The process is not new, of course, as can be seen by the demonizing of Catholics, Jews, immigrants, gays, student protesters, welfare recipients, crack mothers and pit bulls. What is relatively new is its practice as an occupation and an industry. Richardson says journalism is essential to this process.
“If they have access to the media and can get the term repeated enough and the accusation repeated enough, then it begins to stick. It’s a sad commentary that there’s actually social/psychological research that demonstrates that if you hear something often enough it begins to sound truthful to you whether it is truthful or not.”
We’re currently seeing efforts to demonize trial lawyers, Richardson states.
“In part [that’s] because of the presidential campaign and the fact that a former trial lawyer is on one of the tickets,” he explains.
Richardson also says demonizing campaigns can create a conventional wisdom that intimidates reporters who would like to jump off the bandwagon.

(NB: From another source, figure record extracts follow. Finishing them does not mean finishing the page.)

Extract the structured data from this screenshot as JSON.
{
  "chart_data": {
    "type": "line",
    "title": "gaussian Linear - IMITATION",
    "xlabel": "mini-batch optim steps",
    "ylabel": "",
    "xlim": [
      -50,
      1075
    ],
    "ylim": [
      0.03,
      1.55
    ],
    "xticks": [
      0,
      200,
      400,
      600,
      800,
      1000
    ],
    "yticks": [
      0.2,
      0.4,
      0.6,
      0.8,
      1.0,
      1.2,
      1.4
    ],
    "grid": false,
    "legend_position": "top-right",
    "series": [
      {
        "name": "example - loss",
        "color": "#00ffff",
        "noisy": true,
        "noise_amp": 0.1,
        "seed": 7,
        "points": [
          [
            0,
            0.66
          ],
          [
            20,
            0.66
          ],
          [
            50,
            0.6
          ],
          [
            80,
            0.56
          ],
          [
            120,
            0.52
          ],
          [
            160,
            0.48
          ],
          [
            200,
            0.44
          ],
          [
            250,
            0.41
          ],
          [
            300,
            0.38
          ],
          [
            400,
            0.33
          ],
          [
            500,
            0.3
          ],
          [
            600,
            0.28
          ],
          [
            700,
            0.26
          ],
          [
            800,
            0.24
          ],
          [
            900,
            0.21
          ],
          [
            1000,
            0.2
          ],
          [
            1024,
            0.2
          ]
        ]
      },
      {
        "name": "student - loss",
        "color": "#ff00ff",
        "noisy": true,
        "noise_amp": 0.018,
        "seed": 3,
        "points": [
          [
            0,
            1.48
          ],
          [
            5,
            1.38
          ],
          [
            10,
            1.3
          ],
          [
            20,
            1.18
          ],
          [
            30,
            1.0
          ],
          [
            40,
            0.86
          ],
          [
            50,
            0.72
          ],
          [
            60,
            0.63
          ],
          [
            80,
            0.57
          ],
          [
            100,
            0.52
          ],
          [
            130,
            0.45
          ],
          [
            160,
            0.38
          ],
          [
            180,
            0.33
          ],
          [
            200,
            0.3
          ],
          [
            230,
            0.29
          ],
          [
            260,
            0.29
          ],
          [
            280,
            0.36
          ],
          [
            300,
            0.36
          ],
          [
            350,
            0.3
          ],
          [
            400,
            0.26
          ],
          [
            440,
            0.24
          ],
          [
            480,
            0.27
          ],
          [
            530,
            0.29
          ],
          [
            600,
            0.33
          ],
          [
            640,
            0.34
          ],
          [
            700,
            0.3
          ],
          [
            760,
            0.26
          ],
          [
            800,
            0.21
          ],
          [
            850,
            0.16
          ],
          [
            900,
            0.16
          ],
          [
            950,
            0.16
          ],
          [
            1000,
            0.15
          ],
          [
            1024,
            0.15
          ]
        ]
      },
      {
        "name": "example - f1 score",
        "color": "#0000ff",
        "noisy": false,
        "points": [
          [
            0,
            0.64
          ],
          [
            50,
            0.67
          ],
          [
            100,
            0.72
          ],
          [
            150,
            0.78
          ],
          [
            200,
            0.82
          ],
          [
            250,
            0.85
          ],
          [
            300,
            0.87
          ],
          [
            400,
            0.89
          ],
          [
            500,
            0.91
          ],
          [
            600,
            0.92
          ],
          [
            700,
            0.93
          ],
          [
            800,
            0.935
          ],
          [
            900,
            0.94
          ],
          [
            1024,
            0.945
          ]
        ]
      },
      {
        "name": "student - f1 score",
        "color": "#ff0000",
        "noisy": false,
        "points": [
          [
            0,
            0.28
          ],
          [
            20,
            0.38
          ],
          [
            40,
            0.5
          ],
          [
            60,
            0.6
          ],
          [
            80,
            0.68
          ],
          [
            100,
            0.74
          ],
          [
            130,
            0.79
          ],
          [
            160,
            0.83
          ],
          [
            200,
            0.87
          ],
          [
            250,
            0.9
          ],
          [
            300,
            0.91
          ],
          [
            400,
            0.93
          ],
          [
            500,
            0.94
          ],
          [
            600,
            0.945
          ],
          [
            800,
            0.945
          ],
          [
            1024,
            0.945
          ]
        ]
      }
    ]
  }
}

“This happens, and no one says that the king has no clothes. Untruths can become conventional wisdom. … The media have a major responsibility to do the job they are supposed to do, but it is all too easy to not question and just take people’s word for it if they have some authority or speak confidently.”
It is certainly not fair to say lawyers are heroes, and doctors are villains. It’s easy to imagine a scenario in which lawyers willingly demonize doctors, or both demonize insurers. And there’s no question that there are occasional friviolous suits or that a few lawyers are ambulance chasers. The claims of trial lawyers may be as dubious as some of those advanced by doctors.
But we’ll never know if reporters don’t fairly scrutinize both sides.